Which applies to a number of classes (e.g. bard, cleric, monk, etc.) in D&D, does it not?
But your argument about the history is also self-defeating. I mean, the druid WAS a subclass of cleric. That's the "origin" of the druid. What we would now call a domain. Druid is to Cleric as Illusionist is to Wizard (Magic User).
As were the ranger and paladin subclasses of the fighter. You are welcome to subsume them back into the fighter, but this should be consistent. And it certainly seems odd, if not hypocritical, that we have no problem with so many full arcane spellcasters, but find druids and nature clerics redundant.
But speaking only for the tables I have seen, people either want to play the druid for shapeshifting, or don't want to play it. Your fun is different, and that's cool. I am simply noting that I happen to agree with what Mearls wrote. You disagree. So be it.
I have seen players, again myself included, play for both. It's part of the appeal of the druid. For me though, part of the fun of the druid is having the full magical power of nature and shapeshifting at your command. Now, even for those who want to play the druid for shapeshifting there are problems with the 5E Druid - such as preferring a particular form for the aesthetic (e.g. dire wolf, eagle, etc.) - and simply turning the druid into more of a shapeshifter would do little to address those problems with how Wild Shape is presently designed.

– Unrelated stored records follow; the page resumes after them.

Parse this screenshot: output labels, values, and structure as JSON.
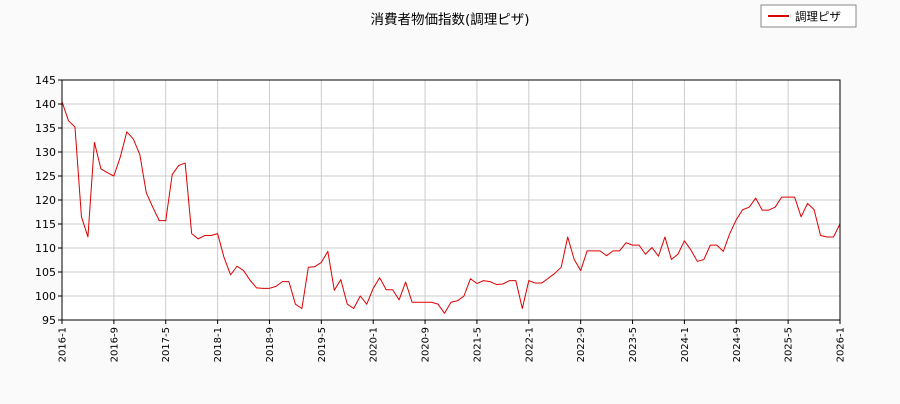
{
  "chart_data": {
    "type": "line",
    "title": "消費者物価指数(調理ピザ)",
    "legend": {
      "position": "top-right",
      "entries": [
        "調理ピザ"
      ]
    },
    "xlabel": "",
    "ylabel": "",
    "grid": true,
    "ylim": [
      95,
      145
    ],
    "yticks": [
      95,
      100,
      105,
      110,
      115,
      120,
      125,
      130,
      135,
      140,
      145
    ],
    "xlim": [
      "2016-1",
      "2026-1"
    ],
    "xticks": [
      "2016-1",
      "2016-9",
      "2017-5",
      "2018-1",
      "2018-9",
      "2019-5",
      "2020-1",
      "2020-9",
      "2021-5",
      "2022-1",
      "2022-9",
      "2023-5",
      "2024-1",
      "2024-9",
      "2025-5",
      "2026-1"
    ],
    "colors": {
      "series": "#dd0000",
      "grid": "#cccccc",
      "background": "#fafafa",
      "plot": "#ffffff"
    },
    "series": [
      {
        "name": "調理ピザ",
        "x": [
          "2016-1",
          "2016-2",
          "2016-3",
          "2016-4",
          "2016-5",
          "2016-6",
          "2016-7",
          "2016-8",
          "2016-9",
          "2016-10",
          "2016-11",
          "2016-12",
          "2017-1",
          "2017-2",
          "2017-3",
          "2017-4",
          "2017-5",
          "2017-6",
          "2017-7",
          "2017-8",
          "2017-9",
          "2017-10",
          "2017-11",
          "2017-12",
          "2018-1",
          "2018-2",
          "2018-3",
          "2018-4",
          "2018-5",
          "2018-6",
          "2018-7",
          "2018-8",
          "2018-9",
          "2018-10",
          "2018-11",
          "2018-12",
          "2019-1",
          "2019-2",
          "2019-3",
          "2019-4",
          "2019-5",
          "2019-6",
          "2019-7",
          "2019-8",
          "2019-9",
          "2019-10",
          "2019-11",
          "2019-12",
          "2020-1",
          "2020-2",
          "2020-3",
          "2020-4",
          "2020-5",
          "2020-6",
          "2020-7",
          "2020-8",
          "2020-9",
          "2020-10",
          "2020-11",
          "2020-12",
          "2021-1",
          "2021-2",
          "2021-3",
          "2021-4",
          "2021-5",
          "2021-6",
          "2021-7",
          "2021-8",
          "2021-9",
          "2021-10",
          "2021-11",
          "2021-12",
          "2022-1",
          "2022-2",
          "2022-3",
          "2022-4",
          "2022-5",
          "2022-6",
          "2022-7",
          "2022-8",
          "2022-9",
          "2022-10",
          "2022-11",
          "2022-12",
          "2023-1",
          "2023-2",
          "2023-3",
          "2023-4",
          "2023-5",
          "2023-6",
          "2023-7",
          "2023-8",
          "2023-9",
          "2023-10",
          "2023-11",
          "2023-12",
          "2024-1",
          "2024-2",
          "2024-3",
          "2024-4",
          "2024-5",
          "2024-6",
          "2024-7",
          "2024-8",
          "2024-9",
          "2024-10",
          "2024-11",
          "2024-12",
          "2025-1",
          "2025-2",
          "2025-3",
          "2025-4",
          "2025-5",
          "2025-6",
          "2025-7",
          "2025-8",
          "2025-9",
          "2025-10",
          "2025-11",
          "2025-12",
          "2026-1"
        ],
        "values": [
          140.5,
          136.5,
          135.2,
          116.5,
          112.3,
          132.0,
          126.5,
          125.7,
          125.0,
          129.0,
          134.2,
          132.7,
          129.5,
          121.5,
          118.5,
          115.7,
          115.7,
          125.3,
          127.2,
          127.7,
          113.0,
          111.9,
          112.6,
          112.6,
          113.0,
          108.0,
          104.4,
          106.2,
          105.3,
          103.3,
          101.7,
          101.6,
          101.6,
          102.0,
          103.0,
          103.0,
          98.3,
          97.4,
          106.0,
          106.1,
          107.0,
          109.3,
          101.2,
          103.4,
          98.3,
          97.4,
          100.0,
          98.3,
          101.6,
          103.8,
          101.3,
          101.3,
          99.2,
          102.9,
          98.7,
          98.7,
          98.7,
          98.7,
          98.3,
          96.4,
          98.7,
          99.0,
          100.0,
          103.6,
          102.6,
          103.2,
          103.0,
          102.4,
          102.5,
          103.2,
          103.2,
          97.4,
          103.2,
          102.7,
          102.7,
          103.7,
          104.7,
          106.0,
          112.3,
          107.6,
          105.3,
          109.4,
          109.4,
          109.4,
          108.4,
          109.4,
          109.4,
          111.1,
          110.6,
          110.6,
          108.7,
          110.1,
          108.3,
          112.3,
          107.6,
          108.7,
          111.5,
          109.6,
          107.2,
          107.6,
          110.6,
          110.6,
          109.3,
          113.0,
          115.9,
          118.0,
          118.5,
          120.4,
          117.9,
          117.9,
          118.5,
          120.6,
          120.6,
          120.6,
          116.5,
          119.3,
          118.0,
          112.6,
          112.3,
          112.3,
          115.0
        ]
      }
    ]
  }
}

So I do think there is something to be said for animal companions to be pulled out of the ranger and given their own "thing"... and wildshaping pulled out of the "nature caster" and given their own "thing", and superiority dice given over to a class as the baseline "thing" for that class. Obviously it won't happen with 5E... or at least not in 5E any time soon. Maybe three years from now when they make another new "Big Book O' Mechanics" they go ahead and create new versions of the other classes in addition to the Ranger they're probably doing for the one in the fall.
I agree that the subclasses of the druid (as well as the ranger and fighter) were poorly implemented or thought-out, especially given how the capstone of the druid incentivizes the Moon Druid over the Land Druid. The 5E Druid almost comes across as "Oh,




! We have a subclasses model for classes, so let's split this core druid up!" But another, if not more pressing problem, is not simply the presence of Wild Shape but how it is designed in the first place. I would much rather explore addressing the problems of Wild Shape in 5E before resorting to a radical reconceptualization of the D&D Druid.
Why are you so concerned ("incredibly troubled" and "deathly worried" and "alienated")? It's not like he will break in your house and steal your PHB and cross out the existing druid and then paste in a new Druid. We're talking your worst case scenario being him publishing an optional alternative druid. How would an optional different druid alienate you? Is the thought that someone out there might be playing a druid you don't like really bothersome?
An additional alternative druid or a possible direction for the shape of the druid in a hypothetical 6E? To me the shape of the 6E druid (and its subsequent future) is the worst case scenario. That may be a long way off, but it will always be a lingering thought that the old-druid will be on the chopping block in favor of this neo-druid. Irrational? Perhaps. But that is my gut reaction to Mearls's comments.